Dans les bas-fonds perdus de l’ombre impénétrable,
Quel est-il ?

Quel est-il ? À ce sphinx sans couleur et sans nom,
Plus muet que tous ceux des sables de Memnon,
Et qui, de notre histoire encombrant le portique,
Entrouvre dans la nuit son œil énigmatique,
À tant de siècles morts, l’un par l’autre effacé,
Qui donc arrachera le grand mot du passé ?

Hélas ! n’y songeons point ! En vain la main de l’homme
Joue avec les débris de la Grèce et de Rome,
Nul bras n’ébranlera le socle redouté
Qui depuis si longtemps, rigide majesté,
Plus lourd que les menhirs de l’époque celtique,
Pèse, ô vieux Canada, sur le sépulcre antique
Où, dans le morne oubli de l’engloutissement,
Ton tragique secret dort éternellement!

Ce secret, ô savants, ni vos travaux sans nombre,
Ni vos soirs sans sommeil, n’en découvriront l’ombre.
Pas un jalon au bord de ce gouffre béant !
Pas un phare au-dessus de ce noir océan !
Point d’histoire ! . . . Une nuit sans lune et sans étoiles,
Dont jamais œil humain ne percera les voiles !

Et cependant le globe au loin fermente et bout.
Là-bas, au grand soleil, l’humanité debout,
Un reflet d’or au fer de sa lance guerrière,
Dans l’éclair et le bruit dévore sa carrière.
Là tout germe, tout naît, tout s’anime et grandit ;
Du haut des panthéons dont le front resplendit,
La trompette à la bouche, on voit les Renommées,
Dans l’éblouissement des gloires enflammées,

Pour l’immortalité jeter aux quatre vents
Le nom des héros morts et des héros vivants.
Pour que dans le passé l’avenir sache lire,
Des poètes divins ont accordé leur lyre,
Et mêlent, dans l’éclat de leurs chants souverains,
Les clameurs d’autrefois aux bruits contemporains.
Le Progrès, dans son antre où maint flambeau s’allume,
Sous son marteau puissant fait résonner l’enclume
Où se forge déjà la balance des droits,
Où pèseront plus tard les peuples et les rois.
La Science commence à voir au fond des choses.
Les Arts, ces nobles fleurs au vent du ciel écloses,
Entr’ouvrent leur corolle au fronton des palais.
Que dis-je ? La Nature elle-même, aux reflets
Des nouvelles clartés que chaque âge lui verse,
Sourit plus maternelle en sa grâce diverse ;
La mamelle épuisée à nourrir ses enfants,
Dans des élans de joie et d’amour triomphants,
Elle s’ouvre le flanc pour sa progéniture ;
Et, dans son noble orgueil, — sainte et grande Nature !
Mêle son cri sublime à l’hymne solennel
Qui monte tous les jours de l’homme à l’Éternel.

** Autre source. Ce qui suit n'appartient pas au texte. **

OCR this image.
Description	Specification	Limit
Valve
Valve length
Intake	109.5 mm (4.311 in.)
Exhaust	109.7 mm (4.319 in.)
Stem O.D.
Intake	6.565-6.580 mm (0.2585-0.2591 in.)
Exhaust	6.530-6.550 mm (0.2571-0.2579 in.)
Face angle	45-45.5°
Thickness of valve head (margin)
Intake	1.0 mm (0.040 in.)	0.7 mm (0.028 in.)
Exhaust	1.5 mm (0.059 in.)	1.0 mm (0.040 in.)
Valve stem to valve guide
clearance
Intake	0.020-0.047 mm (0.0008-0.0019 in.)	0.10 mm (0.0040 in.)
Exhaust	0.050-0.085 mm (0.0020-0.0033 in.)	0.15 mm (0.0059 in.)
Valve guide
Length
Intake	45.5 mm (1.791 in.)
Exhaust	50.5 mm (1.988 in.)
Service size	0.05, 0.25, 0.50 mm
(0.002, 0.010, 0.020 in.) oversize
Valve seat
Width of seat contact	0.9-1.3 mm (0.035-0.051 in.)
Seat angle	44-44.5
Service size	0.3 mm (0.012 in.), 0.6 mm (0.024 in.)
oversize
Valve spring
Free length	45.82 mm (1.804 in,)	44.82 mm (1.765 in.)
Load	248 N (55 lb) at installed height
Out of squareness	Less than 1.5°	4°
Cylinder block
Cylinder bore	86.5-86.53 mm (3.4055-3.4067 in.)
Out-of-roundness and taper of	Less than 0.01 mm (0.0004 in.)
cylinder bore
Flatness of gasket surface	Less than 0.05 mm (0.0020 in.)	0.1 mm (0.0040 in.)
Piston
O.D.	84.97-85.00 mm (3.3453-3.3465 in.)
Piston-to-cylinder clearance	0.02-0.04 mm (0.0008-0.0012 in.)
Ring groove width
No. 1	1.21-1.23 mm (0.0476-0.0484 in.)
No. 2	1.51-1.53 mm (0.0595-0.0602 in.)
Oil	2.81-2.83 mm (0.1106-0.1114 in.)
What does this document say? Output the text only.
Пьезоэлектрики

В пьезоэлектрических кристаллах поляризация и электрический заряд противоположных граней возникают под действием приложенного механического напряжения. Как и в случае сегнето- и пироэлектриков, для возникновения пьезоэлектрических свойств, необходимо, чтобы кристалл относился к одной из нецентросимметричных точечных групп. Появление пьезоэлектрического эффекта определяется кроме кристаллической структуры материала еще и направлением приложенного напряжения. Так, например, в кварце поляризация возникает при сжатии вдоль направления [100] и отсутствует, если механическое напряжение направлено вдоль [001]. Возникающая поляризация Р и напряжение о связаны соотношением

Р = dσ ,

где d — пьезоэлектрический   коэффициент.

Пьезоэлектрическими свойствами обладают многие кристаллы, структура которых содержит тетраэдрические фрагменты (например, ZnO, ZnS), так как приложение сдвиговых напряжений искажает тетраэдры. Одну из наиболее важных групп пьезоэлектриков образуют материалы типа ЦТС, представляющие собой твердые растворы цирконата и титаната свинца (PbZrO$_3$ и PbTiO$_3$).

Pourquoi cette antithèse et ce contraste immense ?
Celui par qui tout meurt et par qui tout commence,
Par qui tout se révèle ou tout reste scellé,
Celui qui fit les fleurs et l’azur constellé,
Qui veut que tout renaisse et veut que tout s’effondre,
Arbitre sans appel, pourrait seul nous répondre !

Aux bords ensoleillés de son beau Saint-Laurent,
Ou sous l’ombre des bois au rythme murmurant
Qui te prêtent leur sombre et riche draperie,
Quand le désœuvrement conduit ma rêverie,

Ô cher pays dont j’aime à sonder le destin,
Je remonte souvent vers ce passé lointain.

Je parcours en esprit tes vastes solitudes ;
Je toise de tes monts les fières altitudes ;
Je me penche au-dessus de tes grands lacs sans fond ;
Je mesure les flots du rapide profond ;
Et devant le spectacle, impondérable atome,
De ces jours sans soleil j’évoque le fantôme.

Tout change à mes regards ; le présent disparaît ;
Nos villes à leur tour font place à la forêt ;
Tout retombe en oubli, tout redevient sauvage ;
Nul pas civilisé ne foule le rivage
Du grand fleuve qui roule, énorme et gracieux,
Sa vague immaculée à la clarté des cieux !
De ton tiède Midi jusqu’aux glaces du pôle,
Tes hauts pics n’ont encor porté sur ton épaule,
Ô Canada, connu du seul oiseau de l’air,
Que l’ombre de la nue et le choc de l’éclair !
Tout dort enveloppé d’un mystère farouche.
Seul, parfois, quelque masque au regard sombre et louche,
Effaré, menaçant comme un fauve aux abois,
Apparaît tout à coup dans la nuit des grands bois !...
Quels tableaux ! —


Quels tableaux ! — Et devant cette nature immense,
Dans un rêve profond qui souvent recommence,
Je crois entendre encor bourdonner dans les airs
Les cent bruits que le vent mêle, au fond des déserts,
Au tonnerre que roule au loin la cataracte...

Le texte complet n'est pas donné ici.